O facebook
de antigamente era o lado de dentro da porta das cagadeiras públicas.
A minha geração foi agraciada, até, com esse opus magnum da retretologia que é O Guardador
de Retretes, feliz ideia e prática felicíssima de um tal Pedro Barbosa,
cuja condição de utente de sentinas nacionais & estrangeiras o levou a
tornar-se atento & fiel escriba-mor das pré-facebookianas e pós-vicentinas cagas merdeiras deste mundo e dos
outros.
A lápis, a esferográfica ou até, em caso de mais
peremptória assertividade, a canivete, essa literatura de trono-de-louça
reverberava de humanidade a mais pungente em lacónica, lapidar e exemplar
concisão epigramática. Em apocalípticas elocuções tão apropriadas ao acto que
ali os sitiava, os anónimos Autores sentados eram capazes, sem outro esforço
que o do alívio tripeiro, do gracioso dichote político, da clandestina demanda
homoerótica, da clássica quadra caralheira e do geni(t)al impressionismo
meteorológico sobre se a Isaura da Camisaria chovia ou fazia sol e com quem.
É com merencória nostalgia que rememoro essas
pautas maravilhosas, essas WCentenárias inscrições de equívoca & esquisita
premência confessional afinal afim daquela que hoje, a grafismo azul-bebé, o facebook prolonga em quantidade mas não,
hélas!, em qualidade – porque, hoje
em dia, os facebookães mais peritos
são no ladrar online do que no morder
em manif.
Por deficiência (minha) de carácter (meu),
também eu me inscrevo no rol triste das tristes selfievaidades que vociferam indignações de photoshop e partilham comoções em pps de florinha-passarinho-criancinha-fominha-áfricazinha, dos que
sabem tudo sobre cada cerimónia dos Oscars
mas não fazem puto-ideia de quem tenha sido o Paulo Rocha de Os Verdes Anos, dos que confundem o
legado de Mandela com a chacha verbodiarreica do hip-hop, dos que acham aquilo de O Beijo do Klimt dever ser coisa do instagram & dos que atribuem a Fernando Pessoa as merdices
alquímicas e as pestilentas banalidades filoteoantropológicas do Paulo Santiago
Coelho de Compostela Carioca.
Antes, muito antes do apenas-isto de agora-hoje,
o outro facebook, o das calças pelo
canhão das meias, é que era. A própria profusão oblíqua de linhas & traços
à altura do olhar (por ser muito mais capitosa a escrita durante o acto de
evacuação do que depois da descarga feita e do terceiro-olho papel-higienizado)

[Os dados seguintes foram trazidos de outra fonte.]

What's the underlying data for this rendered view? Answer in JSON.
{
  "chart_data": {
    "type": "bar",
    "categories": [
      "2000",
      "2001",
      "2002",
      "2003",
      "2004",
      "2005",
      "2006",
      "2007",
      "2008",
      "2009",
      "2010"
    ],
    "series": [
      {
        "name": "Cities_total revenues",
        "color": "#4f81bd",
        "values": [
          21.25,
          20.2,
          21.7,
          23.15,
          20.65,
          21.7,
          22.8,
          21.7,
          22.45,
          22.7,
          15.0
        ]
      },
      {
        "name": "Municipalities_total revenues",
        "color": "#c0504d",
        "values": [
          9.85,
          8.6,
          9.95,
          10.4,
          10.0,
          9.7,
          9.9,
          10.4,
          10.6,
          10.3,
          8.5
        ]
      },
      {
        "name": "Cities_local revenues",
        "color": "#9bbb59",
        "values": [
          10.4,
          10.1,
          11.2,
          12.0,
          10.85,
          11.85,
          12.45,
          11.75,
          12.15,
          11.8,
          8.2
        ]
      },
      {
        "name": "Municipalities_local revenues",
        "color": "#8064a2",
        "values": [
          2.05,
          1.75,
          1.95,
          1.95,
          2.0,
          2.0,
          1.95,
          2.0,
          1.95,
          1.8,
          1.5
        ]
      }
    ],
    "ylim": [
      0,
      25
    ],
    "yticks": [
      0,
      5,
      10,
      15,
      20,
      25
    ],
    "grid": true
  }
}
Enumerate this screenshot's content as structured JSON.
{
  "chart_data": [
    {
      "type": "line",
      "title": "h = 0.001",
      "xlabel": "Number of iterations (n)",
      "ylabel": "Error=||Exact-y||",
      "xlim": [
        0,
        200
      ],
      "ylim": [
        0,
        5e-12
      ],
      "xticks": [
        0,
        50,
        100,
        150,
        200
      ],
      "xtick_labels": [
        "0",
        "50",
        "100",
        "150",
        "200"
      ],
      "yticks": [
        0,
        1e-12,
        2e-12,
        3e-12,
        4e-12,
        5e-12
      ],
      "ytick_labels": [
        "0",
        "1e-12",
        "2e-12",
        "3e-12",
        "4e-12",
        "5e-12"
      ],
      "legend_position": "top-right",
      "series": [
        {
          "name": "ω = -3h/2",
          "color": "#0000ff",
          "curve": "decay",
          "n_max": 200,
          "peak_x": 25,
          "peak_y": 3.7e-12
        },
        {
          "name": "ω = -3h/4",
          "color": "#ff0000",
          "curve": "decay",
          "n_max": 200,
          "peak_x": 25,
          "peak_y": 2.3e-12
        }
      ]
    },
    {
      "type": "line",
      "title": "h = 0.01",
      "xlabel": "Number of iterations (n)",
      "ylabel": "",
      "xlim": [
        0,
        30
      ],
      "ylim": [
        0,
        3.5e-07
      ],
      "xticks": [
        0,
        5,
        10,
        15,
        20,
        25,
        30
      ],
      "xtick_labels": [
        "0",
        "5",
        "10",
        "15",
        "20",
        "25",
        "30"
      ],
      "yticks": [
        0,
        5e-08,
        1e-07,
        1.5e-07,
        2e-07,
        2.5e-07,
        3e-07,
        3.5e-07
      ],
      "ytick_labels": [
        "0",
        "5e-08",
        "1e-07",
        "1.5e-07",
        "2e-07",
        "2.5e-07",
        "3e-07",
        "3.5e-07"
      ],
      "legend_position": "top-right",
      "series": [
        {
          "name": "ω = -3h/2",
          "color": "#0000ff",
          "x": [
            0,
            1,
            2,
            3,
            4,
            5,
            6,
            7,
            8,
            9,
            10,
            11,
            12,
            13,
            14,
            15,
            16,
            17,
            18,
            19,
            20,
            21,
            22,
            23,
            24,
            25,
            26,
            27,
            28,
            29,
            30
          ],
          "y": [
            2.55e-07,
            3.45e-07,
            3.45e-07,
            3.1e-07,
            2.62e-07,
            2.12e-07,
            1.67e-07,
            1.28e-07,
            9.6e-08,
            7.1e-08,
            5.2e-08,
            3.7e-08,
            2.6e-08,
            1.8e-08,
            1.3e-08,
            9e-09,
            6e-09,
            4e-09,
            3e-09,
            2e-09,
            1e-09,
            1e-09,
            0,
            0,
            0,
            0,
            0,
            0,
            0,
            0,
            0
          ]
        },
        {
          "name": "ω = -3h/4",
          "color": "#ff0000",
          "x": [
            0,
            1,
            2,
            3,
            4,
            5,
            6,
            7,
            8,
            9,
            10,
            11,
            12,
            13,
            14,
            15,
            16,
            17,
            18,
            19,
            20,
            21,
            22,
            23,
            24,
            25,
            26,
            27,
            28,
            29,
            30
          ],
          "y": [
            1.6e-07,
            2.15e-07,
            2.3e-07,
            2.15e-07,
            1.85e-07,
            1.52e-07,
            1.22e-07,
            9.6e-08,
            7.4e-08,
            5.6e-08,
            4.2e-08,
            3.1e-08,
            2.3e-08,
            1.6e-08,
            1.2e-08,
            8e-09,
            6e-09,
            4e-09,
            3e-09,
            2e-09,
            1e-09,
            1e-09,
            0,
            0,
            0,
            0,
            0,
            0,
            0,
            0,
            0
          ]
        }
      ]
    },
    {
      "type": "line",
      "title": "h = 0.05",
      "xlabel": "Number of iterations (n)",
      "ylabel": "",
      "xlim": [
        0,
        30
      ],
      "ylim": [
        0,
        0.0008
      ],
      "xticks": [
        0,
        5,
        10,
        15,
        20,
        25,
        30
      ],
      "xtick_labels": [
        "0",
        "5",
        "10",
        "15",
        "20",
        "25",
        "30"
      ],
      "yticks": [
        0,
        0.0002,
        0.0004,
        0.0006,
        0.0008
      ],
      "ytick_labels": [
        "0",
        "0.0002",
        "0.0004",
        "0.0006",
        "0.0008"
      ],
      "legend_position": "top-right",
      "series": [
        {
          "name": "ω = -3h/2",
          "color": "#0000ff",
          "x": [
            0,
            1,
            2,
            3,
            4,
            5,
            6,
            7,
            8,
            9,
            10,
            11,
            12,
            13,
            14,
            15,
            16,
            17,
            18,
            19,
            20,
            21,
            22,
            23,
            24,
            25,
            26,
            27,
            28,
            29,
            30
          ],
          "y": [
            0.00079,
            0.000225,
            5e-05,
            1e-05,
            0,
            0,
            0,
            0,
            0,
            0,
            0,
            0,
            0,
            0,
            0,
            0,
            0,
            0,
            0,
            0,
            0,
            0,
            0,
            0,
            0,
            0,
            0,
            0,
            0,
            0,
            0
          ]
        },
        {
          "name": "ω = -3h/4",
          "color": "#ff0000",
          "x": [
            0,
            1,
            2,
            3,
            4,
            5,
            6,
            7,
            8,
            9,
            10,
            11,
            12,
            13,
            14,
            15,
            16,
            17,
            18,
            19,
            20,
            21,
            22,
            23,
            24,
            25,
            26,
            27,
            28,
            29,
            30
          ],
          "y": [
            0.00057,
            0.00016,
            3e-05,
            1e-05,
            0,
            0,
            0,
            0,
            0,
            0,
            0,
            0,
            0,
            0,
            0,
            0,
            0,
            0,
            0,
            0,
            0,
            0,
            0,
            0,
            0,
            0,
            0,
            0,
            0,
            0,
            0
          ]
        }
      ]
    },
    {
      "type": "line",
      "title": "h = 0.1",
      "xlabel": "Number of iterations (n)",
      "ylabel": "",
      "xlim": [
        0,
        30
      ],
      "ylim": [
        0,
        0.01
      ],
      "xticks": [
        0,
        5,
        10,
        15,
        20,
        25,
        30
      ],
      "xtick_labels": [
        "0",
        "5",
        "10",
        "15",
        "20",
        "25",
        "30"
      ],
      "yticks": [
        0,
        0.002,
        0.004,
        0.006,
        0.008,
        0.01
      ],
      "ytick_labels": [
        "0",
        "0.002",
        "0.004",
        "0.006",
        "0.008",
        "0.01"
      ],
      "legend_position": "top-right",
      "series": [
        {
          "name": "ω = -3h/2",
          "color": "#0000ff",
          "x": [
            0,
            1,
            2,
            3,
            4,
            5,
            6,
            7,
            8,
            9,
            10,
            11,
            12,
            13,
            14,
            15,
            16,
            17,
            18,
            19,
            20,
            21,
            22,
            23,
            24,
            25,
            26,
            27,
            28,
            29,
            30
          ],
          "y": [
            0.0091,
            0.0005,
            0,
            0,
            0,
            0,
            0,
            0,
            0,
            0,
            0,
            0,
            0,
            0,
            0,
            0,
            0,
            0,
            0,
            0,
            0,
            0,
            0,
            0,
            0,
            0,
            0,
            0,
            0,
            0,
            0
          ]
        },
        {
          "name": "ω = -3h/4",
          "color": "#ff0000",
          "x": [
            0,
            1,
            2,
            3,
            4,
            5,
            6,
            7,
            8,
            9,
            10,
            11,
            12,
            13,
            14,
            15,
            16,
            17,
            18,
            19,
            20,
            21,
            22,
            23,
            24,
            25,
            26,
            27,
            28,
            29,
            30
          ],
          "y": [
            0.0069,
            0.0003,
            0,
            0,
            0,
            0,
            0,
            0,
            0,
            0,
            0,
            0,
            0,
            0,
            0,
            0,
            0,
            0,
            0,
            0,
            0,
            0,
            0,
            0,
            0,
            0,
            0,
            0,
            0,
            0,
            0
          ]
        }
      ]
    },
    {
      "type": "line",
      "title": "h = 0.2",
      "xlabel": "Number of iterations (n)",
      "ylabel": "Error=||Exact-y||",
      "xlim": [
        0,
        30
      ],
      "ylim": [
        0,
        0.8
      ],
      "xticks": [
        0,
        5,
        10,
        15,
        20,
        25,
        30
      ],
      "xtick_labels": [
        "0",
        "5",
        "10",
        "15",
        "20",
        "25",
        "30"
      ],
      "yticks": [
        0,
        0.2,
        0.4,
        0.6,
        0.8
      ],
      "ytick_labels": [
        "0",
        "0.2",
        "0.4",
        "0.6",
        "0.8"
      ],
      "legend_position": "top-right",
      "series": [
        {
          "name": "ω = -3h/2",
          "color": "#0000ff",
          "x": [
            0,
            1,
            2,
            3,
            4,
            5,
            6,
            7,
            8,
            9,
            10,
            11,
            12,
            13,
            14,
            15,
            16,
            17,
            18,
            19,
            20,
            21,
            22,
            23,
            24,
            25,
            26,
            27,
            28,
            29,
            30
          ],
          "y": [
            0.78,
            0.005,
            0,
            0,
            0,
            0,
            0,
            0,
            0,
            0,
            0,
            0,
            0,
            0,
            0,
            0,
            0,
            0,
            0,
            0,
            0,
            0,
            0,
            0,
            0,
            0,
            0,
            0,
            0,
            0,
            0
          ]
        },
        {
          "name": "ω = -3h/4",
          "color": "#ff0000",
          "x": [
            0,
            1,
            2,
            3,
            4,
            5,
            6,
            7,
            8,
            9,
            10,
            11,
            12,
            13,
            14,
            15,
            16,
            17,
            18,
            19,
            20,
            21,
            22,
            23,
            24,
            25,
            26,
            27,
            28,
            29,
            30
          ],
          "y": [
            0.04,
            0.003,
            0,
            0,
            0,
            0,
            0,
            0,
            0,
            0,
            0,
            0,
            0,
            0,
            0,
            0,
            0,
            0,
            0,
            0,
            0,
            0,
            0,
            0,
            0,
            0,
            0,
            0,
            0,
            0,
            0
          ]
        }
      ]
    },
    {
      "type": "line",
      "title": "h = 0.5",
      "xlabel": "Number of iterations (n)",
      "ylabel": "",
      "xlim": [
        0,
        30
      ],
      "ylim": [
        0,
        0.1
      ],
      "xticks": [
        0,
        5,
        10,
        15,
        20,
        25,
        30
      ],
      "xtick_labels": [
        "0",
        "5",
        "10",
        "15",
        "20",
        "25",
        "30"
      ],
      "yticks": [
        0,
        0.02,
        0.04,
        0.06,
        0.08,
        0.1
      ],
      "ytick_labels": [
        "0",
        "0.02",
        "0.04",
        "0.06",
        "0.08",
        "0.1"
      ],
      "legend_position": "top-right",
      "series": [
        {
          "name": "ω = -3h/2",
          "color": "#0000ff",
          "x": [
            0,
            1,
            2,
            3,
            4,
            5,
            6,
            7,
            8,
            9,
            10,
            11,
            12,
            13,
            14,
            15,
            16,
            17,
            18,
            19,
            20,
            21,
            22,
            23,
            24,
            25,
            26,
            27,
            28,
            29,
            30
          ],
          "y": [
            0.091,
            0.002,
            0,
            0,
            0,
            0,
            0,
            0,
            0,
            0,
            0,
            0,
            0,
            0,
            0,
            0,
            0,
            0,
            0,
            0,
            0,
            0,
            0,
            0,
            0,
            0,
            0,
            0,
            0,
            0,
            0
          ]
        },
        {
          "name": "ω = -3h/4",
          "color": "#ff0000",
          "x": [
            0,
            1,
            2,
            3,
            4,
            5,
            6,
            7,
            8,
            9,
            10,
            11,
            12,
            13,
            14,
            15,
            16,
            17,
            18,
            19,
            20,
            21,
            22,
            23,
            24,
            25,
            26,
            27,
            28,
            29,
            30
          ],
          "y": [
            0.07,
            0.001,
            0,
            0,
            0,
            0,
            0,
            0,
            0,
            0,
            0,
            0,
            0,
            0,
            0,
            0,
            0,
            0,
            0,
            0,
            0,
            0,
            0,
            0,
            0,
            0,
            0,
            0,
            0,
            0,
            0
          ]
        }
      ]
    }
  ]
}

nos garantia o fulgurante caos ordenado da Poesia Surrealista, em aval da
vitória (pelo menos íntima, ínfima embora) da liberdade criativo-expressiva
sobre a miséria fecal da realidade.
Todos já reparámos que os dentros das portas
desses filosóficos cubículos já não são nem estão escritos. Atribuo isso a duas
coisas: uma, a ninguém já trazer consigo material de escrita, sequer canivete; outra,
ao facto de as portas continuarem a ser de
contraplacado, baquelite ou chapa e não (ainda não, pelo menos) em plasma,
detalhe que obsta à escrita a partir do telemóvel ou do tablet por bluetooth.
Para ser franco, a única coisa que permanece, e
de uma permanência invencível e autoritária como a morte, é a natureza da
necessidade. Digo: a fisiológica, não a poética. Mas há razões para a
esperança: a de, pelo menos, sempre podermos continuar com merdas.